My wife and I bought our first house in semi-rural New Jersey, in a township that didn't enforce property maintenance ordinances. Such ordinances didn't seem necessary to us when we moved there, because our house was on a wooded, one-acre lot and had only two neighboring homes, one of which was a secluded rustic cabin in the middle of three wooded acres that used to be a Boy Scout camp. A hippie-like couple from Denmark lived in the cabin and taught at the local public school. They smoked pot, which was none of our concern; and the wife would sunbathe topless in the backyard, which was the best thing about them living next door.
One day we came home from work and found that they had parked a junker of a Volvo on our side of an outbuilding of theirs, just several feet from our property line. The hood had been removed and put on top of the car. They couldn't see the car from their house or backyard, but we could see it clearly from our kitchen and sundeck. We politely asked them if they could move it and even offered to pay for the towing. They refused. Since the car was an eyesore and would negatively affect the salability of our house, we spent thousands of dollars having large evergreens planted on our side of the property line as a screen, along with having a tall wooden fence installed.
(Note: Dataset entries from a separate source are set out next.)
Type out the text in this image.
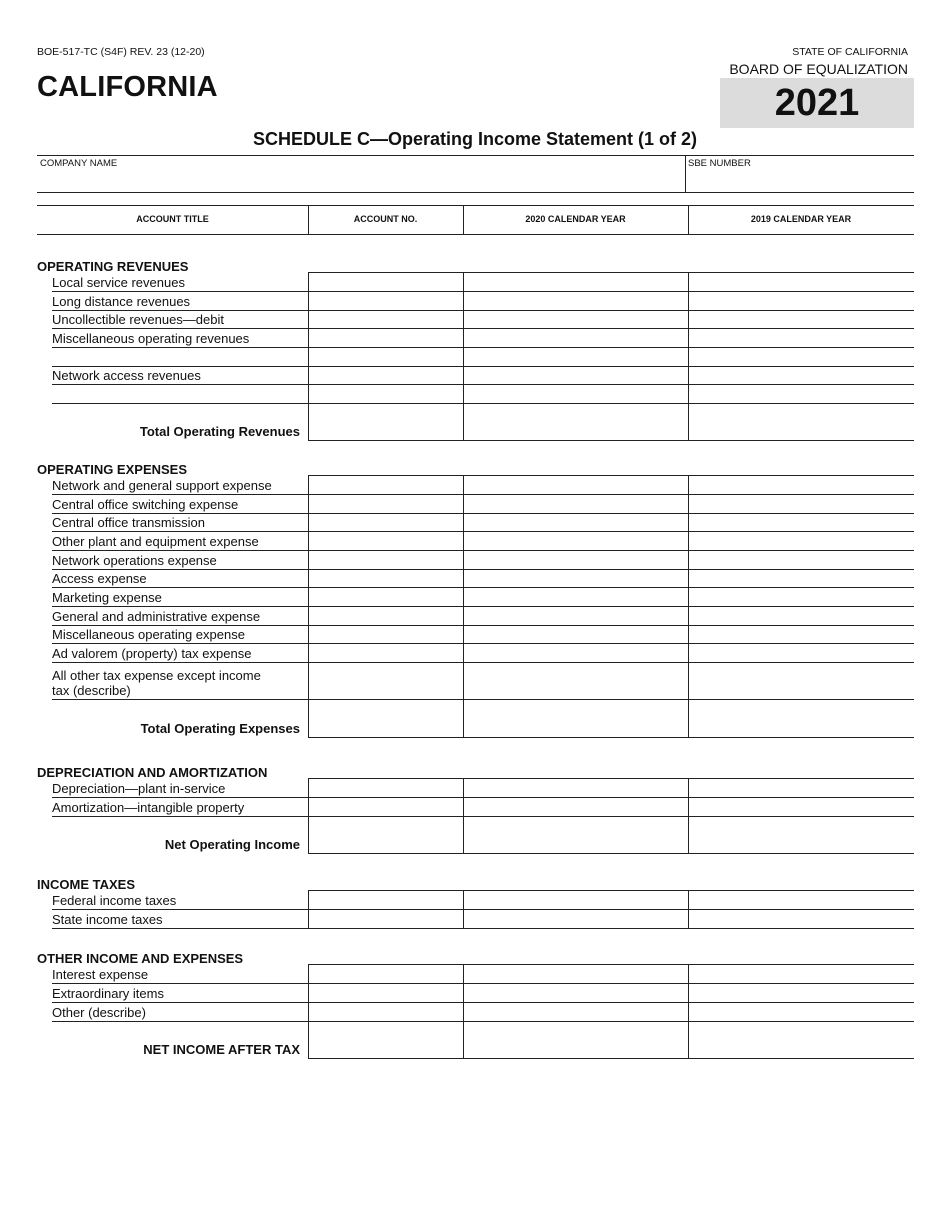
BOE-517-TC (S4F) REV. 23 (12-20)	STATE OF CALIFORNIA
BOARD OF EQUALIZATION
CALIFORNIA	2021
SCHEDULE C—Operating Income Statement (1 of 2)
COMPANY NAME	SBE NUMBER
ACCOUNT TITLE	ACCOUNT NO.	2020 CALENDAR YEAR	2019 CALENDAR YEAR
OPERATING REVENUES
Local service revenues
Long distance revenues
Uncollectible revenues—debit
Miscellaneous operating revenues
Network access revenues
Total Operating Revenues
OPERATING EXPENSES
Network and general support expense
Central office switching expense
Central office transmission
Other plant and equipment expense
Network operations expense
Access expense
Marketing expense
General and administrative expense
Miscellaneous operating expense
Ad valorem (property) tax expense
All other tax expense except income
tax (describe)
Total Operating Expenses
DEPRECIATION AND AMORTIZATION
Depreciation—plant in-service
Amortization—intangible property
Net Operating Income
INCOME TAXES
Federal income taxes
State income taxes
OTHER INCOME AND EXPENSES
Interest expense
Extraordinary items
Other (describe)
NET INCOME AFTER TAX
So, once again, I ask my fellow libertarians what other recourse was available to us in the absence of a governing body that would intercede. Poison the neighbors' well? Moon them from an upstairs window? Tackle the husband when he was mowing his lawn?
A doctrinaire libertarian might answer that the New Jersey neighbors had a right to do whatever they wanted on their property. As much as I like libertarians, I hope that someone who thinks this way never moves next door to us.